BGH zu Lebensversicherungen: Der Bundesgerichtshof befasste sich nun mit der Rückabwicklung von Lebens- und Rentenversicherungsverträgen, gegen die ein Widerspruch eingelegt worden ist. Der BGH hatte den Widerspruch im vergangenen Jahr wegen mangelhafter Aufklärung auch nach Jahren für zulässig erklärt. Bei der Rückabwicklung dürfen die Versicherungen lediglich die Kapitalertragssteuer und den Solidaritätszuschlag angerechnen, urteilte der BGH nun. Abschluss- und Verwaltungskosten oder Zuschläge für Ratenzahlungen dürfen nicht in Abzug gebracht werden, berichtet die Welt (Karten Seibel).

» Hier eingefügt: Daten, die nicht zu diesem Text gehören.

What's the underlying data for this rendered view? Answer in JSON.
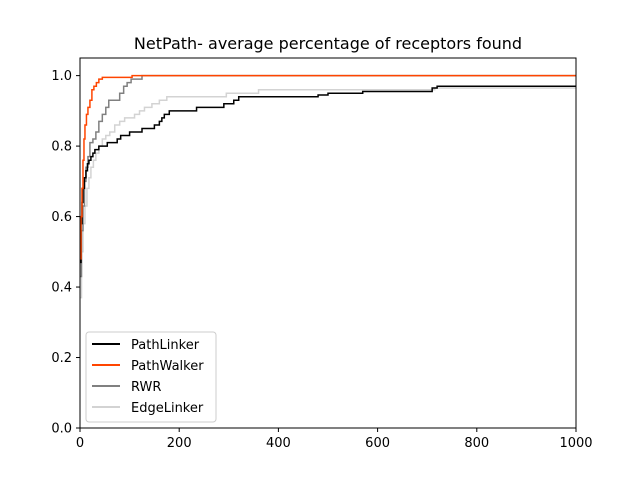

LG Essen zu korruptem Ingenieur: Das Landesgericht Essen hat einen Ingenieur zu zwei Jahren Haft auf Bewährung verurteilt, der in einen Bestechungsskandal rund um den Umbau des Bergwerks Konrad in Salzgitter in ein Atomabfalllager verwickelt war. Er hatte mehreren Firmen zu Preisabsprachen geraten und diesen Aufträge in Höhe von 120 Millionen Euro beim Umbau verschafft, berichtet die taz (Reimar Paul).

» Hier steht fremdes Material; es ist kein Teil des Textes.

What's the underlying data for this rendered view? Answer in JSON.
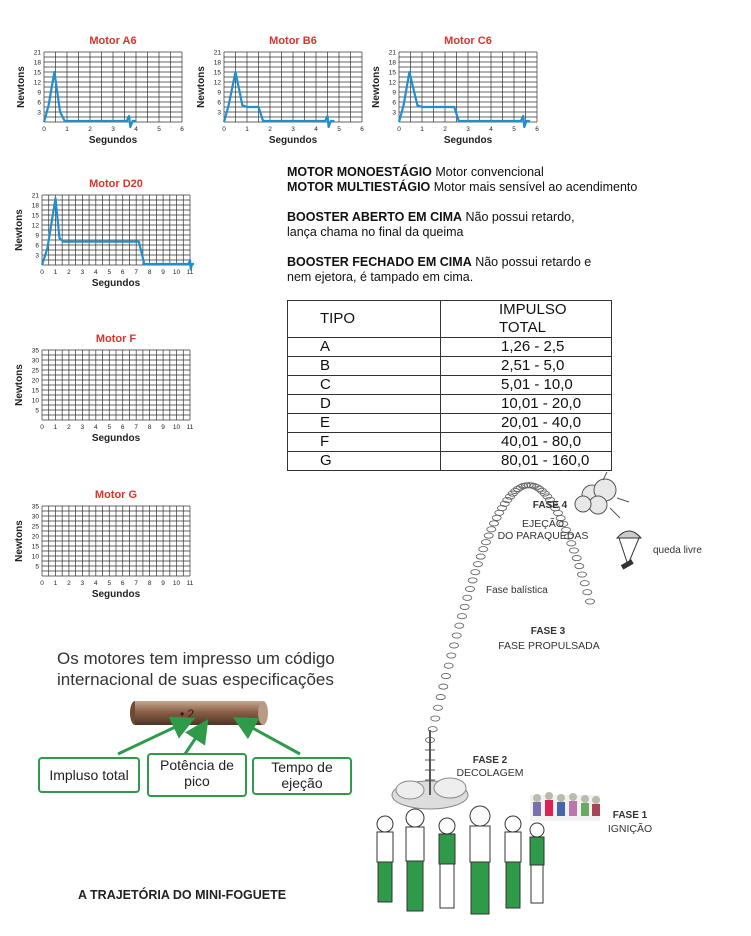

BAG zu Diskriminierungsschutz in Kleinbetrieben: Über das Urteil des Bundesarbeitsgerichts zur Anwendung der Beweislastumkehr des § 22 Antidiskriminierungsgesetz auf Kleinbetriebe berichtet nun auch blog.beck.de (Christian Rolfs). Im entschiedenen Fall hatte die Klägerin Indizien für eine altersdiskriminierende Kündigung vorgetragen, die vom Arbeitgeber nicht entkräftet werden konnten.
Recht in der Welt
Mexiko – Systematische Frauenmorde: Die taz (Wolf-Dieter Vogel) berichtet im Schwerpunkt über die Verurteilung von fünf Männern zu insgesamt 697 Jahren Haft wegen Menschenhandels und der Ermordung von 11 Frauen in der mexikanischen Stadt Ciudad Juárez. Menschenrechtsorganisationen schätzen, dass in der Stadt seit 1993 zwischen 400 und mehreren Tausend Frauen durch Mitglieder der organisierten Kriminalität systematisch ermordet wurden. In Mexiko werden 95 Prozent der Morde an Frauen nicht strafrechtlich verfolgt; Frauenorganisationen sehen in dem Urteil eine historische Entscheidung.
Internationales Schiedsgericht – Slowenien/Kroatien: Nach einer Meldung von spiegel.de ist ein internationales Schiedsverfahren zur Regelung der Grenze zwischen Slowenien und Kroatien gescheitert, weil Kroatien aus dem Verfahren ausgestiegen ist. Die zwei Staaten streiten seit Jahren um den Grenzverlauf in der Piran-Bucht auf der Halbinsel Istrien.
Sonstiges
Klarnamenpflicht bei Facebook: Die FAZ (Ursula Scheer) führt ein Interview mit Hamburger Datenschutzbeauftragten Johannes Capar, der mit einer Verwaltungsanordnung gegen Facebooks Klarnamenpflicht vorgegangen ist. In Anlehnung an das Google-Urteil des Europäischen Gerichtshofs greife bei deutschen Nutzern das nationale Datenschutzrecht ein, sodass sich Facebook an die Anordnung, Nutzerprofile zu entsperren und Pseudonyme zuzulassen, halten müsse. Mit der Klarnamenpflicht verstoße Facebook gegen das Telemediengesetz und verletzte die Nutzer in ihrem Recht auf informationelle Selbstbestimmung. internet-law.de (Thomas Stadler) diskutiert, ob die Norm des Telemediengesetzes zur anonymen Nutzung von Telemedien europarechtskonform ist.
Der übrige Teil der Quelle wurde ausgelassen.